Hay dramas que permanecen ocultos tras la apariencia humilde e inocente de gente sencilla. Existen pobrezas latentes que no hacen ruido, se sufren en silencio. Solo de vez en cuando se destapan y nos provocan sonrojo y compasión.
Me contaba un voluntario –Félix– que el primer día que vino a ayudar al comedor social se quedó de piedra. Él trabaja en una sucursal bancaria de Puente de Vallecas, siendo el director. Cada día pasaba cerca de la parroquia para ir al trabajo y observaba la fila de gente esperando el reparto de alimentos. Les preguntaba qué hacían allí, formando aquella fila tanto tiempo. Las mujeres le contaban sus necesidades y sus historias.
Así conoció la parroquia. Con esa información directa, a pie de calle, sin necesidad de consultar nuestra página web, se presentó como voluntario para ayudar, pues no necesitaba más explicaciones. Le ofrecimos que colaborase en repartir comida en uno de los turnos de la tarde.

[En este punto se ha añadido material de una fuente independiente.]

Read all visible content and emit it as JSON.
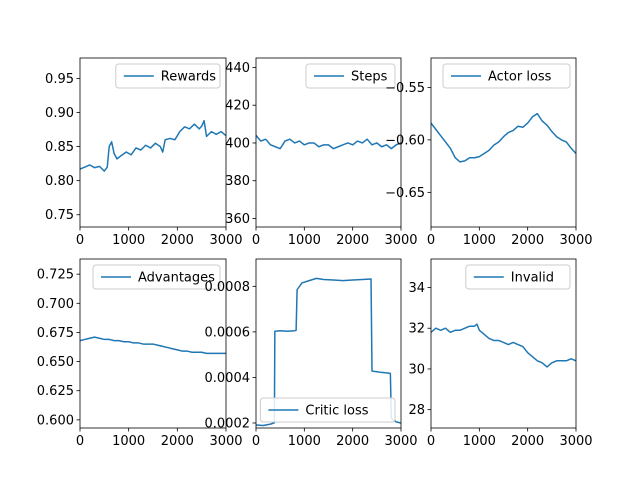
{
  "colors": {
    "line": "#1f77b4",
    "axes": "#000000",
    "legend_border": "#cccccc",
    "background": "#ffffff"
  },
  "chart_data": [
    {
      "type": "line",
      "series": [
        {
          "name": "Rewards",
          "values": [
            [
              0,
              0.817
            ],
            [
              100,
              0.82
            ],
            [
              200,
              0.823
            ],
            [
              300,
              0.819
            ],
            [
              400,
              0.821
            ],
            [
              500,
              0.814
            ],
            [
              560,
              0.82
            ],
            [
              600,
              0.85
            ],
            [
              650,
              0.857
            ],
            [
              700,
              0.84
            ],
            [
              760,
              0.832
            ],
            [
              850,
              0.837
            ],
            [
              950,
              0.842
            ],
            [
              1050,
              0.838
            ],
            [
              1150,
              0.848
            ],
            [
              1250,
              0.845
            ],
            [
              1350,
              0.852
            ],
            [
              1450,
              0.848
            ],
            [
              1550,
              0.855
            ],
            [
              1650,
              0.85
            ],
            [
              1700,
              0.842
            ],
            [
              1750,
              0.86
            ],
            [
              1850,
              0.862
            ],
            [
              1950,
              0.86
            ],
            [
              2050,
              0.872
            ],
            [
              2150,
              0.879
            ],
            [
              2250,
              0.876
            ],
            [
              2350,
              0.883
            ],
            [
              2450,
              0.876
            ],
            [
              2500,
              0.88
            ],
            [
              2550,
              0.888
            ],
            [
              2600,
              0.865
            ],
            [
              2700,
              0.872
            ],
            [
              2800,
              0.868
            ],
            [
              2900,
              0.872
            ],
            [
              3000,
              0.866
            ]
          ]
        }
      ],
      "legend_loc": "upper right",
      "xlim": [
        0,
        3000
      ],
      "ylim": [
        0.732,
        0.98
      ],
      "xticks": [
        0,
        1000,
        2000,
        3000
      ],
      "yticks": [
        0.75,
        0.8,
        0.85,
        0.9,
        0.95
      ],
      "xticklabels": [
        "0",
        "1000",
        "2000",
        "3000"
      ],
      "yticklabels": [
        "0.75",
        "0.80",
        "0.85",
        "0.90",
        "0.95"
      ]
    },
    {
      "type": "line",
      "series": [
        {
          "name": "Steps",
          "values": [
            [
              0,
              404
            ],
            [
              100,
              401
            ],
            [
              200,
              402
            ],
            [
              300,
              399
            ],
            [
              400,
              398
            ],
            [
              500,
              397
            ],
            [
              600,
              401
            ],
            [
              700,
              402
            ],
            [
              800,
              400
            ],
            [
              900,
              401
            ],
            [
              1000,
              399
            ],
            [
              1100,
              400
            ],
            [
              1200,
              400
            ],
            [
              1300,
              398
            ],
            [
              1400,
              399
            ],
            [
              1500,
              399
            ],
            [
              1600,
              397
            ],
            [
              1700,
              398
            ],
            [
              1800,
              399
            ],
            [
              1900,
              400
            ],
            [
              2000,
              399
            ],
            [
              2100,
              401
            ],
            [
              2200,
              400
            ],
            [
              2300,
              402
            ],
            [
              2400,
              399
            ],
            [
              2500,
              400
            ],
            [
              2600,
              398
            ],
            [
              2700,
              399
            ],
            [
              2800,
              397
            ],
            [
              2900,
              399
            ],
            [
              3000,
              400
            ]
          ]
        }
      ],
      "legend_loc": "upper right",
      "xlim": [
        0,
        3000
      ],
      "ylim": [
        355.5,
        445
      ],
      "xticks": [
        0,
        1000,
        2000,
        3000
      ],
      "yticks": [
        360,
        380,
        400,
        420,
        440
      ],
      "xticklabels": [
        "0",
        "1000",
        "2000",
        "3000"
      ],
      "yticklabels": [
        "360",
        "380",
        "400",
        "420",
        "440"
      ]
    },
    {
      "type": "line",
      "series": [
        {
          "name": "Actor loss",
          "values": [
            [
              0,
              -0.584
            ],
            [
              100,
              -0.59
            ],
            [
              200,
              -0.596
            ],
            [
              300,
              -0.602
            ],
            [
              400,
              -0.608
            ],
            [
              500,
              -0.617
            ],
            [
              600,
              -0.621
            ],
            [
              700,
              -0.62
            ],
            [
              800,
              -0.617
            ],
            [
              900,
              -0.617
            ],
            [
              1000,
              -0.616
            ],
            [
              1100,
              -0.613
            ],
            [
              1200,
              -0.61
            ],
            [
              1300,
              -0.605
            ],
            [
              1400,
              -0.602
            ],
            [
              1500,
              -0.597
            ],
            [
              1600,
              -0.593
            ],
            [
              1700,
              -0.591
            ],
            [
              1800,
              -0.587
            ],
            [
              1900,
              -0.588
            ],
            [
              2000,
              -0.584
            ],
            [
              2100,
              -0.578
            ],
            [
              2200,
              -0.575
            ],
            [
              2300,
              -0.582
            ],
            [
              2400,
              -0.586
            ],
            [
              2500,
              -0.592
            ],
            [
              2600,
              -0.597
            ],
            [
              2700,
              -0.6
            ],
            [
              2800,
              -0.602
            ],
            [
              2900,
              -0.608
            ],
            [
              3000,
              -0.613
            ]
          ]
        }
      ],
      "legend_loc": "upper right",
      "xlim": [
        0,
        3000
      ],
      "ylim": [
        -0.683,
        -0.522
      ],
      "xticks": [
        0,
        1000,
        2000,
        3000
      ],
      "yticks": [
        -0.65,
        -0.6,
        -0.55
      ],
      "xticklabels": [
        "0",
        "1000",
        "2000",
        "3000"
      ],
      "yticklabels": [
        "−0.65",
        "−0.60",
        "−0.55"
      ]
    },
    {
      "type": "line",
      "series": [
        {
          "name": "Advantages",
          "values": [
            [
              0,
              0.668
            ],
            [
              100,
              0.669
            ],
            [
              200,
              0.67
            ],
            [
              300,
              0.671
            ],
            [
              400,
              0.67
            ],
            [
              500,
              0.669
            ],
            [
              600,
              0.669
            ],
            [
              700,
              0.668
            ],
            [
              800,
              0.668
            ],
            [
              900,
              0.667
            ],
            [
              1000,
              0.667
            ],
            [
              1100,
              0.666
            ],
            [
              1200,
              0.666
            ],
            [
              1300,
              0.665
            ],
            [
              1400,
              0.665
            ],
            [
              1500,
              0.665
            ],
            [
              1600,
              0.664
            ],
            [
              1700,
              0.663
            ],
            [
              1800,
              0.662
            ],
            [
              1900,
              0.661
            ],
            [
              2000,
              0.66
            ],
            [
              2100,
              0.659
            ],
            [
              2200,
              0.659
            ],
            [
              2300,
              0.658
            ],
            [
              2400,
              0.658
            ],
            [
              2500,
              0.658
            ],
            [
              2600,
              0.657
            ],
            [
              2700,
              0.657
            ],
            [
              2800,
              0.657
            ],
            [
              2900,
              0.657
            ],
            [
              3000,
              0.657
            ]
          ]
        }
      ],
      "legend_loc": "upper right",
      "xlim": [
        0,
        3000
      ],
      "ylim": [
        0.593,
        0.738
      ],
      "xticks": [
        0,
        1000,
        2000,
        3000
      ],
      "yticks": [
        0.6,
        0.625,
        0.65,
        0.675,
        0.7,
        0.725
      ],
      "xticklabels": [
        "0",
        "1000",
        "2000",
        "3000"
      ],
      "yticklabels": [
        "0.600",
        "0.625",
        "0.650",
        "0.675",
        "0.700",
        "0.725"
      ]
    },
    {
      "type": "line",
      "series": [
        {
          "name": "Critic loss",
          "values": [
            [
              0,
              0.000191
            ],
            [
              150,
              0.000189
            ],
            [
              300,
              0.000195
            ],
            [
              380,
              0.000201
            ],
            [
              390,
              0.000603
            ],
            [
              500,
              0.000605
            ],
            [
              650,
              0.000603
            ],
            [
              800,
              0.000605
            ],
            [
              830,
              0.000607
            ],
            [
              850,
              0.000785
            ],
            [
              950,
              0.000815
            ],
            [
              1100,
              0.000825
            ],
            [
              1250,
              0.000835
            ],
            [
              1400,
              0.00083
            ],
            [
              1600,
              0.000828
            ],
            [
              1800,
              0.000825
            ],
            [
              2000,
              0.000828
            ],
            [
              2200,
              0.00083
            ],
            [
              2380,
              0.000832
            ],
            [
              2400,
              0.000428
            ],
            [
              2500,
              0.000425
            ],
            [
              2600,
              0.000422
            ],
            [
              2700,
              0.00042
            ],
            [
              2780,
              0.000418
            ],
            [
              2800,
              0.00022
            ],
            [
              2900,
              0.000205
            ],
            [
              3000,
              0.0002
            ]
          ]
        }
      ],
      "legend_loc": "lower right",
      "xlim": [
        0,
        3000
      ],
      "ylim": [
        0.000178,
        0.00092
      ],
      "xticks": [
        0,
        1000,
        2000,
        3000
      ],
      "yticks": [
        0.0002,
        0.0004,
        0.0006,
        0.0008
      ],
      "xticklabels": [
        "0",
        "1000",
        "2000",
        "3000"
      ],
      "yticklabels": [
        "0.0002",
        "0.0004",
        "0.0006",
        "0.0008"
      ]
    },
    {
      "type": "line",
      "series": [
        {
          "name": "Invalid",
          "values": [
            [
              0,
              31.8
            ],
            [
              100,
              32
            ],
            [
              200,
              31.9
            ],
            [
              300,
              32
            ],
            [
              400,
              31.8
            ],
            [
              500,
              31.9
            ],
            [
              600,
              31.9
            ],
            [
              700,
              32
            ],
            [
              800,
              32.1
            ],
            [
              900,
              32.1
            ],
            [
              950,
              32.2
            ],
            [
              1000,
              31.9
            ],
            [
              1100,
              31.7
            ],
            [
              1200,
              31.5
            ],
            [
              1300,
              31.4
            ],
            [
              1400,
              31.4
            ],
            [
              1500,
              31.3
            ],
            [
              1600,
              31.2
            ],
            [
              1700,
              31.3
            ],
            [
              1800,
              31.2
            ],
            [
              1900,
              31.1
            ],
            [
              2000,
              30.8
            ],
            [
              2100,
              30.6
            ],
            [
              2200,
              30.4
            ],
            [
              2300,
              30.3
            ],
            [
              2400,
              30.1
            ],
            [
              2500,
              30.3
            ],
            [
              2600,
              30.4
            ],
            [
              2700,
              30.4
            ],
            [
              2800,
              30.4
            ],
            [
              2900,
              30.5
            ],
            [
              3000,
              30.4
            ]
          ]
        }
      ],
      "legend_loc": "upper right",
      "xlim": [
        0,
        3000
      ],
      "ylim": [
        27.1,
        35.4
      ],
      "xticks": [
        0,
        1000,
        2000,
        3000
      ],
      "yticks": [
        28,
        30,
        32,
        34
      ],
      "xticklabels": [
        "0",
        "1000",
        "2000",
        "3000"
      ],
      "yticklabels": [
        "28",
        "30",
        "32",
        "34"
      ]
    }
  ]
}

En su primer día llegó una mujer que desconocía el funcionamiento del comedor y se presentó con una bolsa de plástico en lugar del recipiente habitual. No tenía ninguno en casa. Aquel día se repartían macarrones con tomate. Félix no sabía qué hacer, porque no quedaba ningún tupper en el comedor. Ella insistía: «Échelo aquí, no pasa nada, que en mi país comemos hasta en hojas de plátano», pero él estaba confundido ante esa miseria.
La gente esperaba impaciente en la fila. Al final, sirvió los macarrones para sus hijos en la bolsa de plástico. La imagen de la pasta en el fondo de aquel improvisado envase se le quedó grabada y no se le iba de la cabeza. «Tal indignidad no puede suceder en un país como España», pensaba mientras seguía sirviendo.
Al terminar se fue a comprar un montón de tuppers, por si acaso. Se fue hecho polvo, Una vez en su casa se le caían las lágrimas cuando lo recordaba, mientras se lo contaba a su mujer. Por supuesto que, posteriormente, Félix logró que su banco se implicara en donaciones habituales al comedor.